- Born: Marc Tay Tze-Hsin 1959/1960 State of Singapore
- Died: 15 August 2023 (aged 63) Singapore
- Occupations: Swimmer, ophthalmologist

= Marc Tay =

Singaporean swimmer and ophthalmologist (1959/1960–2023)

Marc Tay Tze-Hsin (1959/1960 – 15 August 2023) was a Singaporean competitive swimmer and ophthalmologist. He broke the national under-17 100-metre freestyle record in April 1977 and was named Sportsboy of the Year by the Singapore Sports Council. Tay represented Singapore in swimming at four editions of the biennial SEA Games. As an eye surgeon, he served as part of the Singapore Armed Forces' medical team in Riyadh during the Gulf War. Tay later worked at the Singapore National Eye Centre, before founding his own clinic. In 2014, Tay was convicted, fined and suspended from practising for failing to report undisclosed income.

==Career==
===Swimming===
Tay began swimming at the age of eight. He attended Anglo-Chinese Junior College and was coached by Lenn Wei Ling and Wee Moh Nam. In April 1977, Tay broke the national 100-metre freestyle record for his under-17 age group by 0.22 seconds with a time of 56.08 seconds.

Tay qualified for the 1977 SEA Games in Kuala Lumpur after beating Mark Chan to win the 100-metre freestyle at the Singapore Open in Toa Payoh. In Kuala Lumpur, Tay finished third in the 100-metre freestyle. In May 1978, he was selected as the 1977 Sportsboy of the Year by the Singapore Sports Council (SSC).
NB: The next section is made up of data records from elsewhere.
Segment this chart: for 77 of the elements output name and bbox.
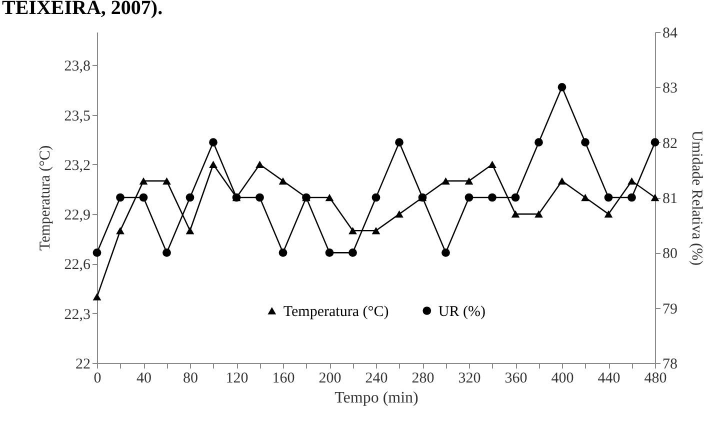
x-tick-label: 280	[412, 370, 434, 386]
point	[464, 177, 474, 185]
x-tick-label: 200	[318, 370, 342, 386]
text: TEIXEIRA, 2007).	[2, 0, 163, 19]
x-tick-label: 120	[226, 370, 248, 386]
x-tick-label: 0	[94, 370, 102, 386]
point	[628, 177, 636, 185]
point	[278, 177, 288, 185]
point	[256, 160, 264, 168]
y-tick-label: 22,6	[64, 257, 91, 274]
point	[628, 193, 636, 202]
point	[511, 210, 520, 218]
point	[604, 193, 613, 202]
point	[442, 248, 450, 257]
x-tick-label: 320	[458, 370, 481, 386]
point	[372, 226, 380, 234]
x-tick-label: 360	[504, 370, 528, 386]
point	[581, 194, 590, 202]
x-axis-title: Tempo (min)	[334, 390, 418, 406]
point	[372, 193, 380, 202]
y-tick-label: 23,8	[64, 58, 90, 75]
x-tick-label: 480	[644, 370, 667, 386]
point	[558, 177, 566, 185]
x-tick-label: 40	[136, 370, 152, 386]
point	[186, 226, 194, 234]
y2-tick-label: 80	[662, 246, 678, 262]
point	[186, 193, 194, 202]
point	[488, 193, 496, 202]
y-tick-label: 23,2	[64, 158, 90, 174]
point	[581, 138, 590, 147]
y2-axis-title: Umidade Relativa (%)	[688, 130, 704, 266]
point	[650, 138, 660, 147]
point	[488, 160, 496, 168]
x-tick-label: 440	[598, 370, 620, 386]
y-tick-label: 22	[76, 356, 90, 372]
point	[464, 193, 474, 202]
point	[116, 193, 124, 202]
x-tick-label: 80	[183, 370, 198, 386]
point	[256, 193, 264, 202]
point	[558, 82, 566, 92]
point	[92, 293, 102, 300]
y2-tick-label: 84	[662, 26, 678, 42]
y-tick-label: 22,9	[64, 208, 90, 224]
y-tick-label: 22,3	[64, 306, 90, 323]
point	[162, 248, 171, 257]
point	[442, 177, 450, 185]
y2-tick-label: 79	[662, 301, 678, 318]
point	[162, 177, 171, 185]
y2-tick-label: 83	[662, 80, 678, 97]
point	[139, 177, 148, 185]
point	[395, 138, 404, 147]
legend-label: UR (%)	[438, 304, 486, 320]
point	[139, 193, 148, 202]
x-tick-label: 160	[272, 370, 295, 386]
point	[348, 248, 357, 257]
y2-tick-label: 82	[662, 136, 678, 152]
point	[395, 210, 404, 218]
point	[604, 210, 613, 218]
point	[116, 226, 124, 234]
y-axis-title: Temperatura (°C)	[37, 145, 54, 251]
point	[278, 248, 288, 257]
point	[209, 160, 218, 168]
x-tick-label: 240	[365, 370, 388, 386]
point	[209, 138, 218, 147]
point	[511, 193, 520, 202]
point	[348, 226, 357, 234]
point	[650, 194, 660, 202]
point	[325, 194, 334, 202]
legend-label: Temperatura (°C)	[283, 304, 389, 320]
y-tick-label: 23,5	[64, 108, 90, 124]
y2-tick-label: 78	[662, 356, 678, 372]
point	[534, 138, 543, 147]
point	[534, 210, 543, 218]
point	[325, 248, 334, 257]
y2-tick-label: 81	[662, 191, 678, 207]
x-tick-label: 400	[551, 370, 574, 386]
point	[92, 248, 102, 257]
In September 1982, Singapore Amateur Swimming Association (SASA) secretary Woon Sui Kut claimed that Tay had qualified for the 100-metre freestyle at the year's Asian Games with a time of 54 seconds. Both SASA vice-president Fong Hoe Beng and Tay himself rejected Woon's claim; Tay added that he had not put up a time of 54 seconds in the 100-metre freestyle since 1978. Tay's competitive swimming career ended the same year. Overall, he represented Singapore at four editions of the SEA Games and secured two golds, three silvers, and three bronzes.

===Ophthalmology===
Tay served in the Singapore Armed Forces (SAF) for seven years and attained the rank of major. He was part of the SAF's Gulf War medical team who were based in the British Army Rear Hospital in Riyadh from January to March 1991. As one of two ophthalmologists (the other being a Briton) who together covered twelve-hour shifts at the hospital, Tay described the experience as an "eye-opener". In July 1991, he was presented with the Overseas Service Medal (Operational Service) by Minister for Defence Yeo Ning Hong. In January 1993, he was presented with the Gulf Medal by British High Commissioner Gordon Duggan.

Tay left the army in September 1992 to work at the Singapore National Eye Centre. He subsequently went into private practice; in 2001, his clinic, Tay Eye Surgery, was sold to Pacific Healthcare Specialist Services (PHSS). Tay became a consultant to PHSS and received an annual gross remuneration of S$396,000, on the condition that all salary from elsewhere be surrendered to PHSS. Between December 2005 and December 2006, Tay was paid S$445,874 by a local LASIK clinic; however, he did not disclose this to PHSS.

Sometime before February 2009, the Corrupt Practices Investigation Bureau (CPIB) began investigating the matter, which was eventually brought to court. Tay was charged with eleven counts of misappropriating funds and one count of violating the Companies Act. On 26 February 2014, Chief District Judge See Kee Oon ruled against Tay and fined him S$32,000. A disciplinary tribunal convened by the Singapore Medical Council (SMC) likewise found that Tay's actions "could not be characterised as a mere breach of an employment contract" and suspended him from 25 April to 24 July 2016.

==Personal life and death==
Like his father, who was an electrical engineer, Tay enjoyed motorcycling in his free time. He was also a prolific water polo player.

Tay died on 15 August 2023, at the age of 63. Former national swimmer Patricia Chan described Tay as "always very helpful, a very giving chap".